The Will Rice and Wiess College socials said they had already planned much of the event but were not aware of any large non-refundable purchases.

“The Wiess socials and I had already put in so much time and effort to try and put on the best event possible and it was sad to see all of that be for nothing,” Bouton wrote. “Since NODdy business was scheduled for [April 16], we were very far along in the planning process.
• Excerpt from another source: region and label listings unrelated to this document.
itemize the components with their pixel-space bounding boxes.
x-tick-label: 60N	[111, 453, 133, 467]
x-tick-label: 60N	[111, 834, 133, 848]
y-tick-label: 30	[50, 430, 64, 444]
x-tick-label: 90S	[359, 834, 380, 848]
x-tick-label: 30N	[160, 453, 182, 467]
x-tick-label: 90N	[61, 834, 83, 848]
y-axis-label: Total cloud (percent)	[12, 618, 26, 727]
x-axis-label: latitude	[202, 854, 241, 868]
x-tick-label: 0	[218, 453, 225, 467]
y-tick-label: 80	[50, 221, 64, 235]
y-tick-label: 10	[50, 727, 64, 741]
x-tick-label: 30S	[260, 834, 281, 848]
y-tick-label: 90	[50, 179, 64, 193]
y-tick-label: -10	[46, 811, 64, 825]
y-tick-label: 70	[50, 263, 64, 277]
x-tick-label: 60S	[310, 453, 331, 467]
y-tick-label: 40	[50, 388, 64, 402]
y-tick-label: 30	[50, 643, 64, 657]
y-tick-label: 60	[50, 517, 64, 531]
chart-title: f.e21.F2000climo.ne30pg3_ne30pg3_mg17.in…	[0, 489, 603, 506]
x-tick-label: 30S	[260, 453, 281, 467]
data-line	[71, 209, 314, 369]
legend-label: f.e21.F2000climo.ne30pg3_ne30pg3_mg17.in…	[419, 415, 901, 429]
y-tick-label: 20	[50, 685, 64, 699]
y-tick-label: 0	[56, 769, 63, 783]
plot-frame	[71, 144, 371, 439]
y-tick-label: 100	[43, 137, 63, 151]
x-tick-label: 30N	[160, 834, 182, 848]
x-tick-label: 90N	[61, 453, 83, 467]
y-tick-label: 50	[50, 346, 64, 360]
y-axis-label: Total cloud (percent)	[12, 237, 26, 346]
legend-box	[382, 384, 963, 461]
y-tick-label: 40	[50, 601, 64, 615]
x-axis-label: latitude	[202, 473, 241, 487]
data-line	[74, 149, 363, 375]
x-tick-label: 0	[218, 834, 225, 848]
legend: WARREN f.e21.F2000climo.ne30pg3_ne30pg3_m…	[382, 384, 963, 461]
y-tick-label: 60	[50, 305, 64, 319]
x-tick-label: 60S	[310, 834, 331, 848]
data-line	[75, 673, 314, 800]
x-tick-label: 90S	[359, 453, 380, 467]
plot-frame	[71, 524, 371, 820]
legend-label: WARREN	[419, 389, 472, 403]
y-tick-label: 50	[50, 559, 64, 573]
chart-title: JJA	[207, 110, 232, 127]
We had already done the walkthrough with the Student Activities Committee and [Rice University Police Department] and had also submitted our final event plan which included the list of all caregivers and security volunteers.”

Bouton said he wishes he could have experienced one last Will Rice public.

“As a senior, I was really looking forward to my last semester being a return to the Rice on-campus culture that I had experienced my freshman and sophomore year before COVID hit and part of that was definitely helping to plan and attend Will Rice’s public,” Bouton said.

Wiess College social Christina Chen said she hopes Wiess can once again host Night of Decadence in the fall semester.

“We understand the decision from a safety standpoint, but we are nevertheless saddened by this news,” Chen said. “Moving forward, we are hopeful that the situation improves so that we will be able to bring NOD back in the fall.”

In an email to the Thresher, the social coordinators at Baker College — Piper Winn, Alice Owens and Valeria Martinez — said they hope to host a smaller event in the coming weeks.

“We hope that the Rice administration keeps monitoring COVID cases as we head towards the end of the semester in the hope that we may be able to hold events in some reduced form before everyone leaves for summer,” Winn, Owens and Martinez wrote. “We are also incredibly hopeful that we will be able to plan an exciting Baker public next semester, as we wish to bring Baker spirit to all Rice Owls.”

In his April 7 email, Kirby wrote that more than 130 undergraduate students have tested positive for COVID-19 since Beer Bike.

“Over the past few days there’s been a significant rise in the number of positive cases reported in our community – about 145,” Kirby wrote. “Over 90 [percent] of the positive cases are undergraduates, with about half occurring in two residential colleges.”

Most students tested positive on “at-home” rapid tests rather than through Rice’s official PCR testing, according to Kirby. Rice acquired antigen home tests and started distributing them in early March.

This story was updated on 4/12/2022 at 10:54 p.m.